Sam Dimitriu, head of research at the Adam Smith Institute, an advocate of free markets and lobbyist for privatisation, deregulation and tax reform, said outrage over the figures is hard to fathom.
“Given how important the decisions a CEO makes are to the success of a firm, it would be shocking if they were not extremely well paid.
“When Burberry’s CEO Angela Ahrendts announced her departure, it wiped £536m off Burberry’s value.
“Similarly, when Steve Ballmer resigned as Microsoft CEO, the firm’s value jumped by £20bn.
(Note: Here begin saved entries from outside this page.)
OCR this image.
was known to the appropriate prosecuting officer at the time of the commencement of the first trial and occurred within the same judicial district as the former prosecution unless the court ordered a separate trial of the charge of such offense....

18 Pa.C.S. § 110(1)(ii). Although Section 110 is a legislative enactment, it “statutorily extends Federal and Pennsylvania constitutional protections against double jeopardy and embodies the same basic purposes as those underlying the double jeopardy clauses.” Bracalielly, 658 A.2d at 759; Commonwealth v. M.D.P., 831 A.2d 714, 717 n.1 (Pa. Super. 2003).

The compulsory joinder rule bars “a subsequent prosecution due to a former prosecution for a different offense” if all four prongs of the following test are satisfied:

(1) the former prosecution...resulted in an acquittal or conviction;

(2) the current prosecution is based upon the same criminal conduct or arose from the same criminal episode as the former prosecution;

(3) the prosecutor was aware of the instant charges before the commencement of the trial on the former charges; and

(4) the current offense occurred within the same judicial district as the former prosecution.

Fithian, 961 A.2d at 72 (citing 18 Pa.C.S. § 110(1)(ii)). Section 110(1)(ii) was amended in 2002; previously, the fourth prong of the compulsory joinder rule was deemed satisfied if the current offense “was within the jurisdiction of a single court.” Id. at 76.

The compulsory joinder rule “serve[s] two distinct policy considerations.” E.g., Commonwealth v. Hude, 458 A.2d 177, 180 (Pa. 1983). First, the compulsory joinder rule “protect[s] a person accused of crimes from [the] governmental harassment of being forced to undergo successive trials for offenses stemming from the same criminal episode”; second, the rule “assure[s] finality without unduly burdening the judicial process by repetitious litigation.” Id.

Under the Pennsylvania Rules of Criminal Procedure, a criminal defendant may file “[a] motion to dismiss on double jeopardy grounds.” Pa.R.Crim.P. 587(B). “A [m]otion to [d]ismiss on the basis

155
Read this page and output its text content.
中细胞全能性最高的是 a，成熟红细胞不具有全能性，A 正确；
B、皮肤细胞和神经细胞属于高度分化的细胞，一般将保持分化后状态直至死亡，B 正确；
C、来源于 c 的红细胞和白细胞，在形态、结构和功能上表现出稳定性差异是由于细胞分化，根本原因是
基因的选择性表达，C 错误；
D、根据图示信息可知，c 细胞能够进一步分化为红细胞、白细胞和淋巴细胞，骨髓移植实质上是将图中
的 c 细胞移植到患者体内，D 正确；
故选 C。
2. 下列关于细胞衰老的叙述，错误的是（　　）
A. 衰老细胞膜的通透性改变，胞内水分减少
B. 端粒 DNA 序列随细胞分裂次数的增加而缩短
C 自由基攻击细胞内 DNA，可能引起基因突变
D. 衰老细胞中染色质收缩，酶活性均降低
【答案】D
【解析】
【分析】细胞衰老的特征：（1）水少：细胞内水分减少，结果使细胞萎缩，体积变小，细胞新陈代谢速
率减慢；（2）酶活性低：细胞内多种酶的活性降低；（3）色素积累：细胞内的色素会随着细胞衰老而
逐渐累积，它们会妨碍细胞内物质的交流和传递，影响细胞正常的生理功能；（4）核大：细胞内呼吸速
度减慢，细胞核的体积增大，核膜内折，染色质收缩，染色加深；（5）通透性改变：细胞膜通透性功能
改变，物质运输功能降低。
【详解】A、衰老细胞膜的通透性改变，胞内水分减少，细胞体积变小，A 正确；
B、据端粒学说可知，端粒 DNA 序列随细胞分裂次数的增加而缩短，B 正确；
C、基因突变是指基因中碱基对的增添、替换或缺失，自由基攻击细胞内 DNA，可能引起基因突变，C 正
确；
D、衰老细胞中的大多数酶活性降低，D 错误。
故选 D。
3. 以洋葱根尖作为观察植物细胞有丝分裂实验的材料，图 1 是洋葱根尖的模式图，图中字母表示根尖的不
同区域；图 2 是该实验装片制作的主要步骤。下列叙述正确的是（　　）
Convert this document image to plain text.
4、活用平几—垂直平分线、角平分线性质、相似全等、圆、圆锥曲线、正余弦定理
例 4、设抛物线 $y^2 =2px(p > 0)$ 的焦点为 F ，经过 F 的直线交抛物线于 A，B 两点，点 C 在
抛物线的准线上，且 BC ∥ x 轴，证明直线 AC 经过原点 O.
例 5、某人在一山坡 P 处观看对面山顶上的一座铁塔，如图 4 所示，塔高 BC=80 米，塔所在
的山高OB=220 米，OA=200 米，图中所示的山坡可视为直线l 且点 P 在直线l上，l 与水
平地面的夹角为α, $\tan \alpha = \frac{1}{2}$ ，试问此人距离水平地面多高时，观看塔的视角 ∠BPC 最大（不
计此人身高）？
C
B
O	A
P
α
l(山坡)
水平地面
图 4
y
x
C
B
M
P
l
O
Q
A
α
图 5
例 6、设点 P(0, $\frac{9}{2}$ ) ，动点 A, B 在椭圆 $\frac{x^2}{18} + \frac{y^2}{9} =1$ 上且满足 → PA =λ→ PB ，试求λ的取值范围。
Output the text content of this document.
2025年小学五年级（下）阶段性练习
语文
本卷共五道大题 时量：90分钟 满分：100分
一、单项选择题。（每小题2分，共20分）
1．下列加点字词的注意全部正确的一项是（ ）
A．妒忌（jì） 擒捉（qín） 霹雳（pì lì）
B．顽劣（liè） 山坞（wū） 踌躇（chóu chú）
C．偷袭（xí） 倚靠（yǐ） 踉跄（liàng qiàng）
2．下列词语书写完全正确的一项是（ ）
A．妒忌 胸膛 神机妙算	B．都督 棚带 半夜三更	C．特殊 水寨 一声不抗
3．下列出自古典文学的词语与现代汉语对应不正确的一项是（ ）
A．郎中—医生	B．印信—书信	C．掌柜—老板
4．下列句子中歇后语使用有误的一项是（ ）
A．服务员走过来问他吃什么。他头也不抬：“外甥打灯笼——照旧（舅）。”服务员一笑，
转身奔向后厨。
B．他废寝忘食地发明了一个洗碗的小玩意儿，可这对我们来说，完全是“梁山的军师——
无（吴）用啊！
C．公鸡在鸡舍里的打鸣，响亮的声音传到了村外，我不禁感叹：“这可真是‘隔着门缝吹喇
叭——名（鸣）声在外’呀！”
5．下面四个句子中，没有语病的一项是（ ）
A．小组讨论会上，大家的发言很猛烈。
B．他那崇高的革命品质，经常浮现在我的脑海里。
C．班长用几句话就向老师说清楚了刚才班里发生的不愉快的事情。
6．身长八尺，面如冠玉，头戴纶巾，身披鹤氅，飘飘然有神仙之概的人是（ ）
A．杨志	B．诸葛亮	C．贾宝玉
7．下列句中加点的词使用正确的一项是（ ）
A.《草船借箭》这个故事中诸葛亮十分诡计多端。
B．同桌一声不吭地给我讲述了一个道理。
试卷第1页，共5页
Is it any wonder that firms invest heavily in attracting top talent?” he said.
He said unexpected CEO departures are driving bigger share price movements than ever before.
“If shareholders, and that includes anyone with a private pension, want a return on their investments then hiring the right chief executive is essential,” he added.
He said: “The High Pay Centre [is] wrong to link high pay at the top with low pay at the bottom. Poorly performing CEOs are bad for shareholders but worse for workers. Microsoft’s failure to invest big in smartphones not only reduced profits, it also meant they created fewer jobs.”
UK executive pay for FTSE 100 bosses fell by a fifth last year, down from £5.4m to £4.5m, according to other policy think tanks, as the era of ‘transparency’ comes into effect.